Is there a wedding in your future? If so, congratulations
! Hopefully you've already been saving your money or have a solid plan for earmarking money for wedding expenses over the next year or more.
According to the Brides American Wedding Study, the cost of getting married has more than doubled from what it was just 10 years ago. In 2017, a typical wedding was estimated at $27,000. Only a year later in 2018, that cost had jumped to $44,000 (based on an average of 167 guests).
Such high costs make it nearly impossible for most young couples to finance the entire cost of a wedding on their own, which means parents are again contributing more often. In 2018, according to the same study, only 27% of couples said they had completely paid for their wedding without outside help from family.

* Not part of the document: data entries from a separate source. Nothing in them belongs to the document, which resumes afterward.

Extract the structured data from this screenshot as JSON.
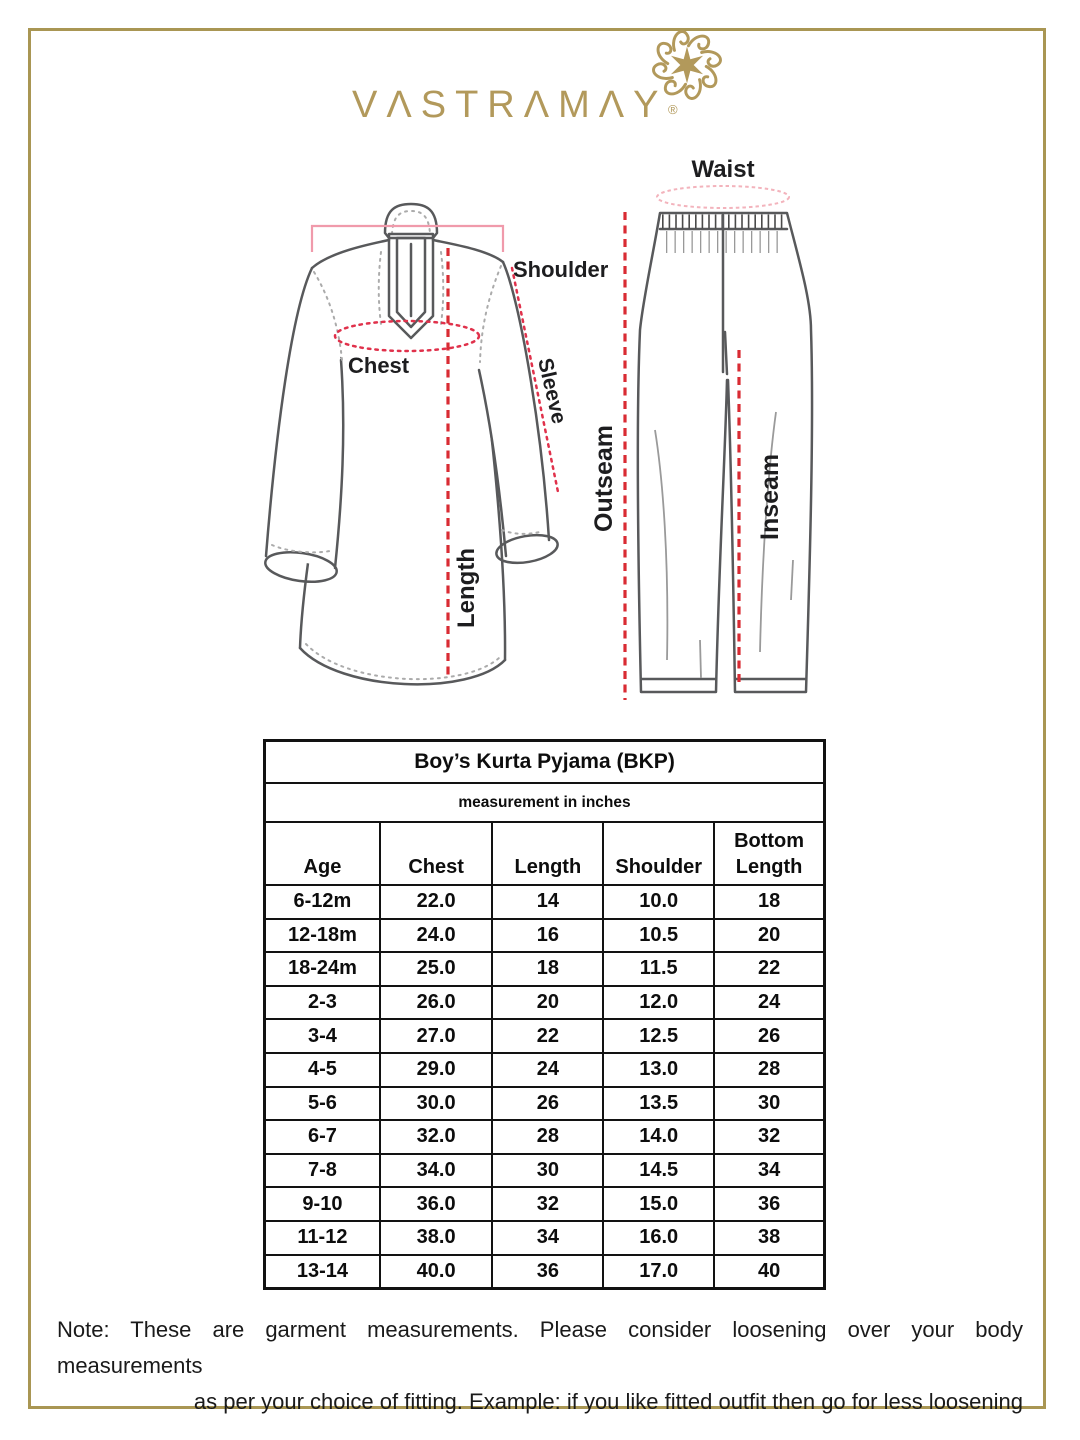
{
  "brand": {
    "logo_text": "VΛSTRΛMΛY",
    "registered_mark": "®"
  },
  "colors": {
    "brand_gold": "#b2995b",
    "frame_gold": "#a99653",
    "measure_red": "#d92b33",
    "measure_pink": "#f09aab",
    "outline_gray": "#58595b",
    "table_ink": "#121212"
  },
  "diagram": {
    "kurta": {
      "shoulder_label": "Shoulder",
      "chest_label": "Chest",
      "sleeve_label": "Sleeve",
      "length_label": "Length"
    },
    "pyjama": {
      "waist_label": "Waist",
      "outseam_label": "Outseam",
      "inseam_label": "Inseam"
    }
  },
  "size_chart": {
    "title": "Boy’s Kurta Pyjama (BKP)",
    "subtitle": "measurement in inches",
    "columns": [
      "Age",
      "Chest",
      "Length",
      "Shoulder",
      "Bottom Length"
    ],
    "rows": [
      [
        "6-12m",
        "22.0",
        "14",
        "10.0",
        "18"
      ],
      [
        "12-18m",
        "24.0",
        "16",
        "10.5",
        "20"
      ],
      [
        "18-24m",
        "25.0",
        "18",
        "11.5",
        "22"
      ],
      [
        "2-3",
        "26.0",
        "20",
        "12.0",
        "24"
      ],
      [
        "3-4",
        "27.0",
        "22",
        "12.5",
        "26"
      ],
      [
        "4-5",
        "29.0",
        "24",
        "13.0",
        "28"
      ],
      [
        "5-6",
        "30.0",
        "26",
        "13.5",
        "30"
      ],
      [
        "6-7",
        "32.0",
        "28",
        "14.0",
        "32"
      ],
      [
        "7-8",
        "34.0",
        "30",
        "14.5",
        "34"
      ],
      [
        "9-10",
        "36.0",
        "32",
        "15.0",
        "36"
      ],
      [
        "11-12",
        "38.0",
        "34",
        "16.0",
        "38"
      ],
      [
        "13-14",
        "40.0",
        "36",
        "17.0",
        "40"
      ]
    ]
  },
  "note": {
    "line1": "Note: These are garment measurements. Please consider loosening over your body measurements",
    "line2": "as per your choice of fitting. Example: if you like fitted outfit then go for less loosening"
  }
}
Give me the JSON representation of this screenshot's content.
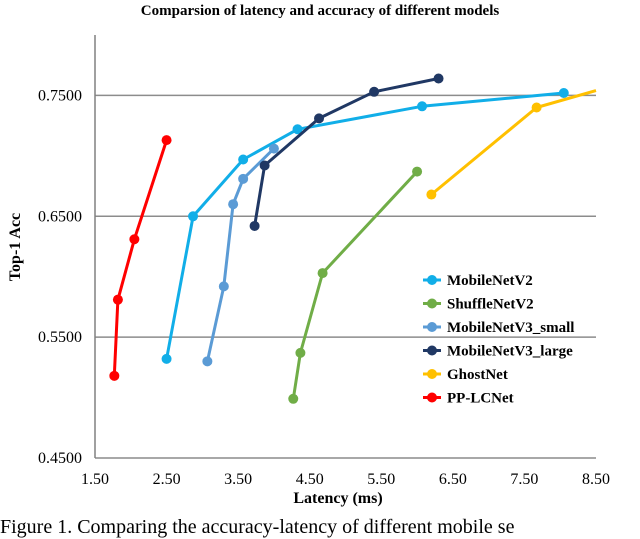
{
  "chart_data": {
    "type": "line",
    "title": "Comparsion of latency and accuracy of different models",
    "xlabel": "Latency (ms)",
    "ylabel": "Top-1 Acc",
    "xlim": [
      1.5,
      8.5
    ],
    "ylim": [
      0.45,
      0.8
    ],
    "xticks": [
      "1.50",
      "2.50",
      "3.50",
      "4.50",
      "5.50",
      "6.50",
      "7.50",
      "8.50"
    ],
    "yticks": [
      "0.4500",
      "0.5500",
      "0.6500",
      "0.7500"
    ],
    "grid": "horizontal",
    "legend_position": "right",
    "series": [
      {
        "name": "MobileNetV2",
        "color": "#11aee8",
        "points": [
          [
            2.5,
            0.532
          ],
          [
            2.87,
            0.65
          ],
          [
            3.57,
            0.697
          ],
          [
            4.33,
            0.722
          ],
          [
            6.07,
            0.741
          ],
          [
            8.05,
            0.752
          ]
        ]
      },
      {
        "name": "ShuffleNetV2",
        "color": "#70ad47",
        "points": [
          [
            4.27,
            0.499
          ],
          [
            4.37,
            0.537
          ],
          [
            4.68,
            0.603
          ],
          [
            6.0,
            0.687
          ]
        ]
      },
      {
        "name": "MobileNetV3_small",
        "color": "#5b9bd5",
        "points": [
          [
            3.07,
            0.53
          ],
          [
            3.3,
            0.592
          ],
          [
            3.43,
            0.66
          ],
          [
            3.57,
            0.681
          ],
          [
            4.0,
            0.706
          ]
        ]
      },
      {
        "name": "MobileNetV3_large",
        "color": "#203864",
        "points": [
          [
            3.73,
            0.642
          ],
          [
            3.87,
            0.692
          ],
          [
            4.63,
            0.731
          ],
          [
            5.4,
            0.753
          ],
          [
            6.3,
            0.764
          ]
        ]
      },
      {
        "name": "GhostNet",
        "color": "#ffc000",
        "points": [
          [
            6.2,
            0.668
          ],
          [
            7.67,
            0.74
          ],
          [
            8.5,
            0.754
          ]
        ]
      },
      {
        "name": "PP-LCNet",
        "color": "#ff0000",
        "points": [
          [
            1.77,
            0.518
          ],
          [
            1.82,
            0.581
          ],
          [
            2.05,
            0.631
          ],
          [
            2.5,
            0.713
          ]
        ]
      }
    ]
  },
  "caption": "Figure 1. Comparing the accuracy-latency of different mobile se"
}
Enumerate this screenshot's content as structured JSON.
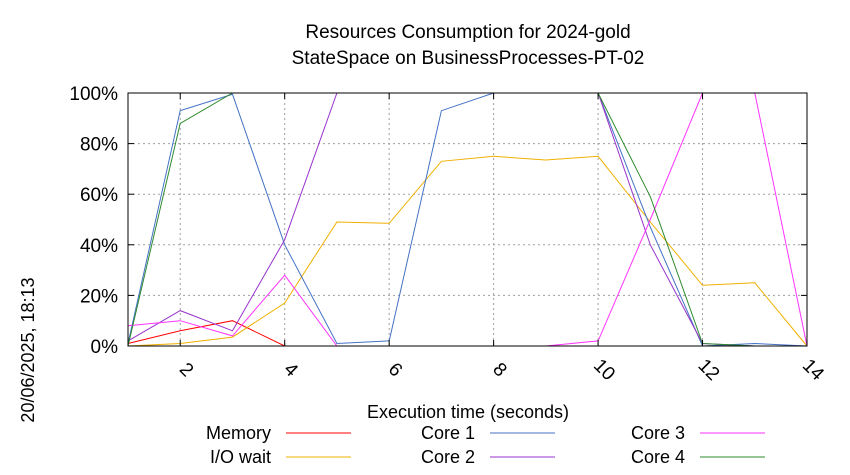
{
  "chart_data": {
    "type": "line",
    "title": "Resources Consumption for 2024-gold",
    "subtitle": "StateSpace on BusinessProcesses-PT-02",
    "xlabel": "Execution time (seconds)",
    "ylabel": "",
    "side_label": "20/06/2025, 18:13",
    "xlim": [
      1,
      14
    ],
    "ylim": [
      0,
      100
    ],
    "x_ticks": [
      2,
      4,
      6,
      8,
      10,
      12,
      14
    ],
    "x_tick_labels": [
      "2",
      "4",
      "6",
      "8",
      "10",
      "12",
      "14"
    ],
    "y_ticks": [
      0,
      20,
      40,
      60,
      80,
      100
    ],
    "y_tick_labels": [
      "0%",
      "20%",
      "40%",
      "60%",
      "80%",
      "100%"
    ],
    "grid": true,
    "legend_position": "bottom",
    "x": [
      1,
      2,
      3,
      4,
      5,
      6,
      7,
      8,
      9,
      10,
      11,
      12,
      13,
      14
    ],
    "series": [
      {
        "name": "Memory",
        "color": "#ff0000",
        "values": [
          1,
          6,
          10,
          0,
          0,
          0,
          0,
          0,
          0,
          0,
          0,
          0,
          0,
          0
        ]
      },
      {
        "name": "I/O wait",
        "color": "#f0b000",
        "values": [
          0,
          1,
          3.5,
          17,
          49,
          48.5,
          73,
          75,
          73.5,
          75,
          49,
          24,
          25,
          0
        ]
      },
      {
        "name": "Core 1",
        "color": "#4472c4",
        "values": [
          1,
          93,
          99.5,
          40,
          1,
          2,
          93,
          100,
          100,
          100,
          47,
          0,
          1,
          0
        ]
      },
      {
        "name": "Core 2",
        "color": "#9933cc",
        "values": [
          2,
          14,
          6,
          42,
          100,
          100,
          100,
          100,
          100,
          100,
          40,
          1,
          0,
          0
        ]
      },
      {
        "name": "Core 3",
        "color": "#ff33ff",
        "values": [
          8,
          10,
          4,
          28,
          0,
          0,
          0,
          0,
          0,
          2,
          50,
          100,
          100,
          0
        ]
      },
      {
        "name": "Core 4",
        "color": "#2e8b2e",
        "values": [
          0,
          88,
          100,
          100,
          100,
          100,
          100,
          100,
          100,
          100,
          59,
          1,
          0,
          0
        ]
      }
    ]
  }
}
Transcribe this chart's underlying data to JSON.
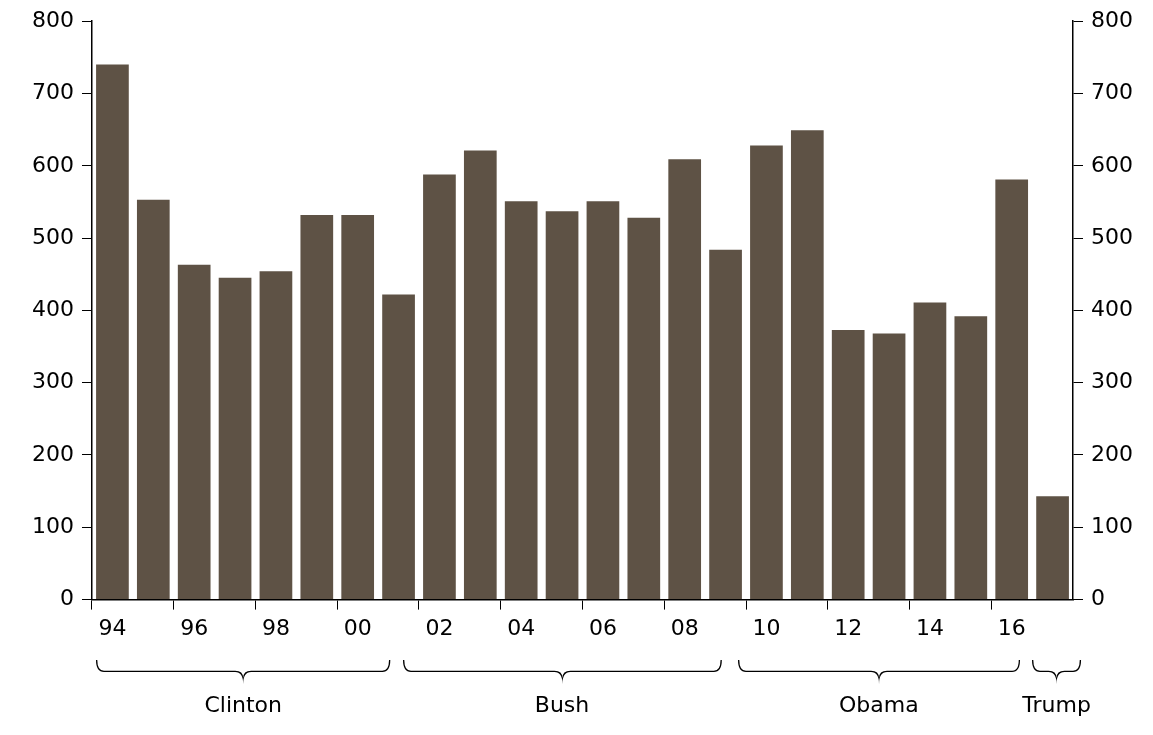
{
  "chart_data": {
    "type": "bar",
    "categories": [
      "94",
      null,
      "96",
      null,
      "98",
      null,
      "00",
      null,
      "02",
      null,
      "04",
      null,
      "06",
      null,
      "08",
      null,
      "10",
      null,
      "12",
      null,
      "14",
      null,
      "16",
      null
    ],
    "values": [
      740,
      553,
      463,
      445,
      454,
      532,
      532,
      422,
      588,
      621,
      551,
      537,
      551,
      528,
      609,
      484,
      628,
      649,
      373,
      368,
      411,
      392,
      581,
      143
    ],
    "color": "#5e5245",
    "ylim": [
      0,
      800
    ],
    "yticks": [
      0,
      100,
      200,
      300,
      400,
      500,
      600,
      700,
      800
    ],
    "y2lim": [
      0,
      800
    ],
    "y2ticks": [
      0,
      100,
      200,
      300,
      400,
      500,
      600,
      700,
      800
    ],
    "grid": false,
    "legend": false,
    "annotations": [
      "Clinton",
      "Bush",
      "Obama",
      "Trump"
    ]
  }
}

The problem is that most people have no idea what a wedding will cost. It is likely the largest event that most people will ever host, so often there is very little experience in this area. Sticker shock is common when couples start comparing what they would really like vs. what they can afford. But that doesn't mean you can't still have a memorable wedding. Here are a few budgeting and planning tips to help keep your big day on track.
1. Agree on what type of wedding you want.
Will it be small and intimate with only close friends and family? Will it be casual and fun and perhaps outdoors? Or will it be elegant, large and include all the frills?
2. Have an honest conversation with your partner and parents to truly understand how much money is available.
Be sure to take out for life's necessities, such as food, rent and student loans to decide what's left over. And hopefully you'll still maintain the suggested three months of savings in the bank to cover any unexpected problems, such as the loss of a job, health problems or major repairs.
3. Estimate a guest count.
The number of guests has a huge impact on the total budget, so make you've honestly discussed who is getting invited and who is not.
4. Identify priorities between the two of you.
Perhaps your partner always dreamed of having a live jazz band or wearing a gown fit for a princess. Understand what you must have and what you're willing to do without.
5. Determine DIY options.
Could you stuff and address your own invitations? Do you have crafty friends who could make the centerpieces?
6. Get a reality check.
By understanding what constitutes the greatest costs, you're in a better position to know where to make smart cuts. According to apracticalwedding.com, the venue, food and beverages typically represent 42% - 50% of the total cost. Photography/videography represents about 18-20%, with decor coming in between 8% and 18% and stationery/paper goods at 3% - 7%.
7. Make a spreadsheet to track costs to see what is making the biggest impact on the budget.
Keep it updated and include everything so there are no nasty surprises.
8. Save deliberately.
Set up a separate savings account and arrange for direct deposits to ensure you have what you need without incurring too much debt.
9. Limit the use of credit cards.
Unless you know you can pay off the balance in 30 days, beware of overusing credit cards with high interest rates. If you must charge, use a card with cask-back rewards.
10. Get creative.
Brides.com recommends a number of savings tricks that can trim the budget without limiting the fun. For example, book your wedding at an off-peak time of year or considering having it on a Friday or Sunday. Host a brunch instead of a four-course, wine-paired dinner. Or you could always prolong your engagement to allow more time to save.
In the end, remember that the wedding is a one-day event and what matters is the lifetime you'll spend together. With the right planning and some smart decision making, you can hopefully start the lifetime without going underwater in debt.
The information and recommendations contained herein is compiled from sources deemed reliable but is not represented to be accurate or complete. In providing this information, neither Cortland Bank or its affiliates are acting as your agent or is offering you any tax, accounting or legal advice.